Die Ausstellung «Stein auf Stein – 175 Jahre Spitalareal» geht in ihre finale Woche. Noch bis am Sonntag, 29. Oktober, ist die Ausstellung in der Eingangshalle des Klinikums 1 und im Garten des Universitätsspitals Basel zu besichtigen. Nachher wird sie wieder abgebaut und geht in den Besitz des Universitätsspitals Basel über. Zuvor finden im Rahmen der Ausstellung noch zwei interessante Veranstaltungen statt. Ausserdem wird die Ausstellung mit einer DVD gewürdigt.

 

Seit 175 Jahren ist das Areal des heutigen Universitätsspitals Basel (USB) das Herz der baselstädtischen Spitallandschaft. 1842 erfolgte der Umzug des städtischen Spitals in den Markgräflerhof an der Hebelstrasse und zwei Neubauten. Der neue Spitalstandort im Geviert Spitalstrasse, Petersgraben, Hebelstrasse, Schanzenstrasse wurde möglich, weil die ehemalige Residenz des Markgrafen von Baden damals umgebaut und erweitert wurde. In den folgenden 175 Jahren hat sich das Areal einschneidend verändert. Das USB hat dieser Entwicklung die Ausstellung «Stein auf Stein – 175 Jahre Spitalareal» gewidmet. Sie wurde am 16. August eröffnet und wird am 29. Oktober beendet.

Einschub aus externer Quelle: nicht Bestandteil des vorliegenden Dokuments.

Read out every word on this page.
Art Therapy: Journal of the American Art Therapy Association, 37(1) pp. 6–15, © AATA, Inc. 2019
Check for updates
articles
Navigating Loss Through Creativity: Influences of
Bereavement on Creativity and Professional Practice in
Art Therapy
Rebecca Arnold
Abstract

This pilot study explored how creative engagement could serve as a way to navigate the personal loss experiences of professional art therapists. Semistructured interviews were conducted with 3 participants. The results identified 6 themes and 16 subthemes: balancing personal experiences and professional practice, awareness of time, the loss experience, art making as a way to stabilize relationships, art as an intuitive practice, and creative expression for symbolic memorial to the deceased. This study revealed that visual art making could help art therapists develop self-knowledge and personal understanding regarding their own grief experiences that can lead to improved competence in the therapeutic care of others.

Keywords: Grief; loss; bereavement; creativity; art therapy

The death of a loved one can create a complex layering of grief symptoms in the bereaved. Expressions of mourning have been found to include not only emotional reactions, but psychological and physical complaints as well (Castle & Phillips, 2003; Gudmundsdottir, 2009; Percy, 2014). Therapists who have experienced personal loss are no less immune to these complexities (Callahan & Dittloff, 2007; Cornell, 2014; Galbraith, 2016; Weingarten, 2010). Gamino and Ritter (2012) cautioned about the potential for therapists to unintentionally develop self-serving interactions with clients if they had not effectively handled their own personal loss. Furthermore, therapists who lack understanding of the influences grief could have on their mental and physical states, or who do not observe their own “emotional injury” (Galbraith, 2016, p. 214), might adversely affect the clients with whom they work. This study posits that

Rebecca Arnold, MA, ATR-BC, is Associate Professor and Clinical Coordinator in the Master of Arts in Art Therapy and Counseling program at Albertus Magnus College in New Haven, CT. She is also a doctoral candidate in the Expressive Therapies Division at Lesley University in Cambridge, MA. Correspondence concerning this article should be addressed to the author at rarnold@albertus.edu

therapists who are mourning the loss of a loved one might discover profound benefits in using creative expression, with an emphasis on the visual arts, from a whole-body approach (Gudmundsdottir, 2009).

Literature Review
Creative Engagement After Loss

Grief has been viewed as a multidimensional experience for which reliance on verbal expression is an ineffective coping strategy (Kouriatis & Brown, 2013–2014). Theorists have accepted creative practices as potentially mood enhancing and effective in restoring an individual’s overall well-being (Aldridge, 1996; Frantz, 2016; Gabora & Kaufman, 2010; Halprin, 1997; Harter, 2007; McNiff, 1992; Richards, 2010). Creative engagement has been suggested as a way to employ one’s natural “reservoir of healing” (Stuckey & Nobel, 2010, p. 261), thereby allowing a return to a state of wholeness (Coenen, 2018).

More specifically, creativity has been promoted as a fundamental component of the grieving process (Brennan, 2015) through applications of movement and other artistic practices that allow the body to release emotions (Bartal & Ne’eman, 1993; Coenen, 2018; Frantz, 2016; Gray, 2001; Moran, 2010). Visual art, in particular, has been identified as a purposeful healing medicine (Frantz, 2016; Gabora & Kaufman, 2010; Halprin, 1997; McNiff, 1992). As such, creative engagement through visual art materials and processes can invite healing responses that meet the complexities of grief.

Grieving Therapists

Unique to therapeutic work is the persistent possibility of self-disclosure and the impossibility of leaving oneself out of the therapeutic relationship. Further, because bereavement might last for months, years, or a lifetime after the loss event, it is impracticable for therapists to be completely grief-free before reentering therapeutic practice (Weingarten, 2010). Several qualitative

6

In der letzten Woche, in der die Ausstellung zu besichtigen ist, stehen noch drei interessante Veranstaltungen an. Zum einen hält Dr. Sabine Braunschweig, Kuratorin der Ausstellung, am 25. Oktober um 18.15 Uhr im Museum Kleines Klingental einen Vortrag zum Thema «175 Jahre Spital im Areal des Markgräflerhofs». Zum anderen bestehen am 26. Oktober um 18 Uhr und am 29. Oktober um 14 Uhr die letzten Gelegenheiten, an einer öffentlichen Führung durch die Ausstellung teilzunehmen. Treffpunkt ist die Eingangshalle des Klinikums 1 an der Spitalstrasse 21. Die Führung dauert rund eine Stunde. Die Teilnahme ist kostenlos, es wird eine Kollekte erhoben. Für den individuellen Rundgang durch die Ausstellung gelten bis am 29. Oktober die täglichen Öffnungszeiten von 8 Uhr bis 20 Uhr. Der Eintritt ist frei.

DVD zur Ausstellung

Zum Abschluss der Ausstellung wird eine DVD erscheinen. Die Aufnahmen, die der Basler Filmemacher Franz Bannwart an öffentlichen Führungen gemacht hat, ermöglichen einen audio-visuellen Rundgang durch die Ausstellung. Neben dem historischen Abriss wird auch ein Blick in die zukünftige Gestaltung des Spitalareals geboten. Die DVD kann über das USB bezogen werden.

In der Ausstellung werden unter anderem Fotoaufnahmen gezeigt, die dokumentieren, was sich in den vergangenen 175 Jahren auf dem Spitalareal verändert hat – baulich und architektonisch, aber auch im medizinisch-pflegerischen Alltag. So geben Aussen- und Innenaufnahmen Einblick in längst vergangene Zeiten des Spitals. Die Bilder stammen aus dem Basler Staatsarchiv, dem Bauarchiv des USB, der Kantonalen Denkmalpflege, dem Büro für Sozialgeschichte und von weiteren Leihgebern. Die Stelen mit den Fotos sind an verschiedenen Orten im Spitalgarten aufgestellt.

In der Eingangshalle des Klinikums 1 sind ausgewählte Exponate aus der Basler Spitalsammlung ausgestellt. Spannend sind auch die Ausschnitte aus alten Filmen des USB, die auf einem Bildschirm in der Eingangshalle des Klinikums 1 zu sehen sind.